Julien a toujours, au primaire comme au secondaire, super bien réussi dans ses études.Curieux, allumé, comme on dit. Il s’intéresse à tout. Il m’avait captivé, l’an passé, par sa description de ce qu’est la médecine nucléaire, technique à laquelle il était alors inscrit au cégep. J’avais très hâte de savoir où il en était rendu dans ses études, mais, en réponse à ma question, il m’annonce qu’il n’y est plus.

Ses plus belles expériences de vie,  c’est en tant que moniteur en colonie de vacances, qu’il les a connues.
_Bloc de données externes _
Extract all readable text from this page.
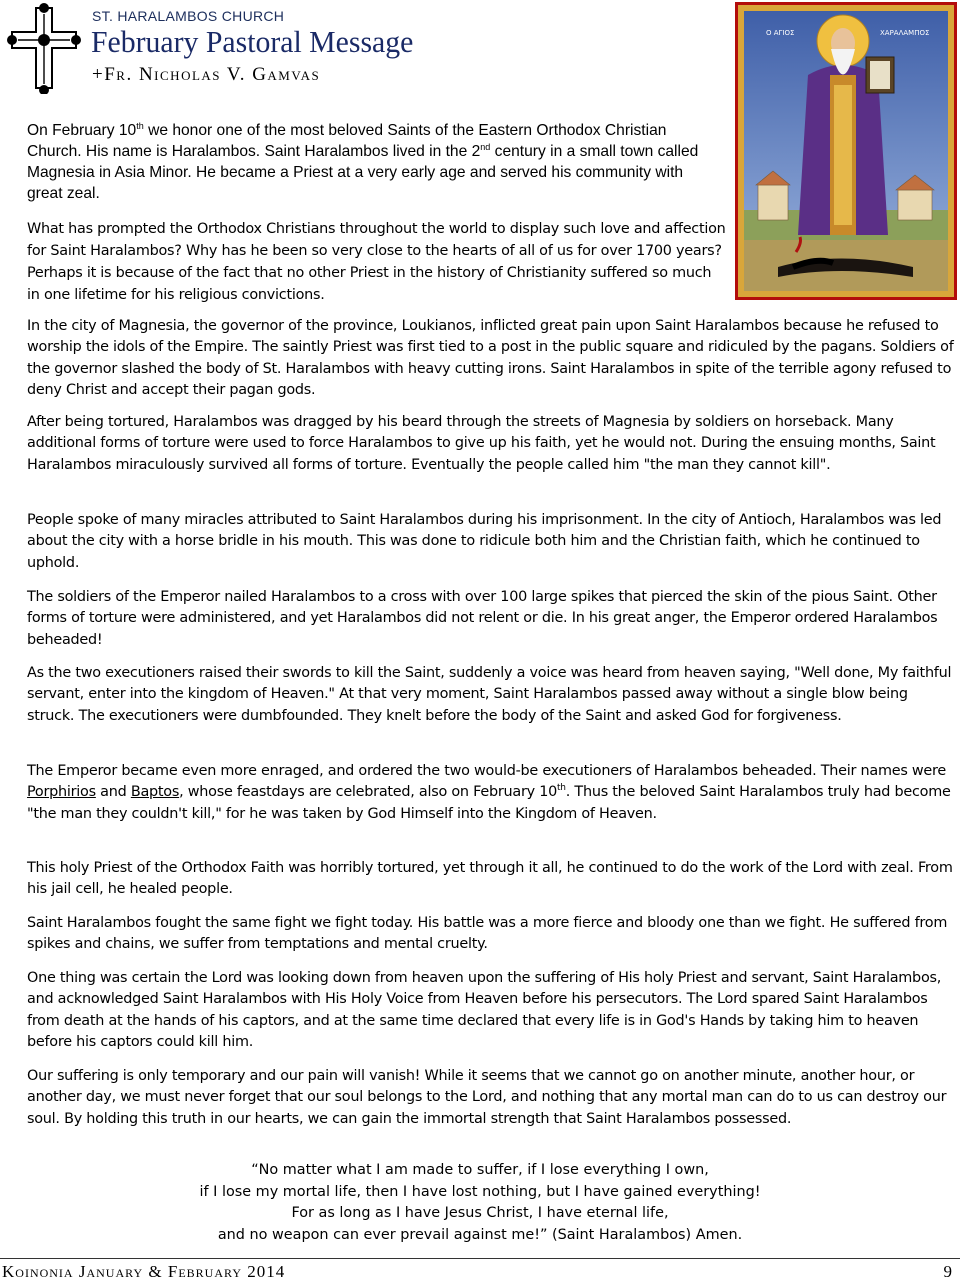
ST. HARALAMBOS CHURCH
February Pastoral Message
+Fr. Nicholas V. Gamvas
Ο ΑΓΙΟΣ	ΧΑΡΑΛΑΜΠΟΣ

On February 10th we honor one of the most beloved Saints of the Eastern Orthodox Christian Church. His name is Haralambos. Saint Haralambos lived in the 2nd century in a small town called Magnesia in Asia Minor. He became a Priest at a very early age and served his community with great zeal.

What has prompted the Orthodox Christians throughout the world to display such love and affection for Saint Haralambos? Why has he been so very close to the hearts of all of us for over 1700 years? Perhaps it is because of the fact that no other Priest in the history of Christianity suffered so much in one lifetime for his religious convictions.

In the city of Magnesia, the governor of the province, Loukianos, inflicted great pain upon Saint Haralambos because he refused to worship the idols of the Empire. The saintly Priest was first tied to a post in the public square and ridiculed by the pagans. Soldiers of the governor slashed the body of St. Haralambos with heavy cutting irons. Saint Haralambos in spite of the terrible agony refused to deny Christ and accept their pagan gods.

After being tortured, Haralambos was dragged by his beard through the streets of Magnesia by soldiers on horseback. Many additional forms of torture were used to force Haralambos to give up his faith, yet he would not. During the ensuing months, Saint Haralambos miraculously survived all forms of torture. Eventually the people called him "the man they cannot kill".

People spoke of many miracles attributed to Saint Haralambos during his imprisonment. In the city of Antioch, Haralambos was led about the city with a horse bridle in his mouth. This was done to ridicule both him and the Christian faith, which he continued to uphold.

The soldiers of the Emperor nailed Haralambos to a cross with over 100 large spikes that pierced the skin of the pious Saint. Other forms of torture were administered, and yet Haralambos did not relent or die. In his great anger, the Emperor ordered Haralambos beheaded!

As the two executioners raised their swords to kill the Saint, suddenly a voice was heard from heaven saying, "Well done, My faithful servant, enter into the kingdom of Heaven." At that very moment, Saint Haralambos passed away without a single blow being struck. The executioners were dumbfounded. They knelt before the body of the Saint and asked God for forgiveness.

The Emperor became even more enraged, and ordered the two would-be executioners of Haralambos beheaded. Their names were Porphirios and Baptos, whose feastdays are celebrated, also on February 10th. Thus the beloved Saint Haralambos truly had become "the man they couldn't kill," for he was taken by God Himself into the Kingdom of Heaven.

This holy Priest of the Orthodox Faith was horribly tortured, yet through it all, he continued to do the work of the Lord with zeal. From his jail cell, he healed people.

Saint Haralambos fought the same fight we fight today. His battle was a more fierce and bloody one than we fight. He suffered from spikes and chains, we suffer from temptations and mental cruelty.

One thing was certain the Lord was looking down from heaven upon the suffering of His holy Priest and servant, Saint Haralambos, and acknowledged Saint Haralambos with His Holy Voice from Heaven before his persecutors. The Lord spared Saint Haralambos from death at the hands of his captors, and at the same time declared that every life is in God's Hands by taking him to heaven before his captors could kill him.

Our suffering is only temporary and our pain will vanish! While it seems that we cannot go on another minute, another hour, or another day, we must never forget that our soul belongs to the Lord, and nothing that any mortal man can do to us can destroy our soul. By holding this truth in our hearts, we can gain the immortal strength that Saint Haralambos possessed.

“No matter what I am made to suffer, if I lose everything I own,
if I lose my mortal life, then I have lost nothing, but I have gained everything!
For as long as I have Jesus Christ, I have eternal life,
and no weapon can ever prevail against me!” (Saint Haralambos) Amen.
Koinonia January & February 2014	9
Quand il faut se donner sans relâche pour un groupe d’enfants, être à la fois la référence, le coach, le parent substitut et l’ami.  Un bien beau potentiel, en tous cas. C’est pas parce que c’est mon neveu, mais…  C’est quelqu’un de très bien 😉

Toujours est-il que je lui parle de cette dernière tentative, faites par le Ministère de L’Éducation, du Loisir et du Sport. Il en avait vu la publicité lui aussi, à la télé, sur RDS.

On a bien rigolé, tous les deux. Voyez-vous, sur le site en question, on trouve quelques arguments semblables à celui-ci:

« Tu n’y as peut-être jamais pensé, mais les filles, elles, sont à l’école. Donc, si tu veux avoir plus de chances de rencontrer ta future blonde, tu ferais mieux de t’asseoir sur le banc d’école à côté d’elle. »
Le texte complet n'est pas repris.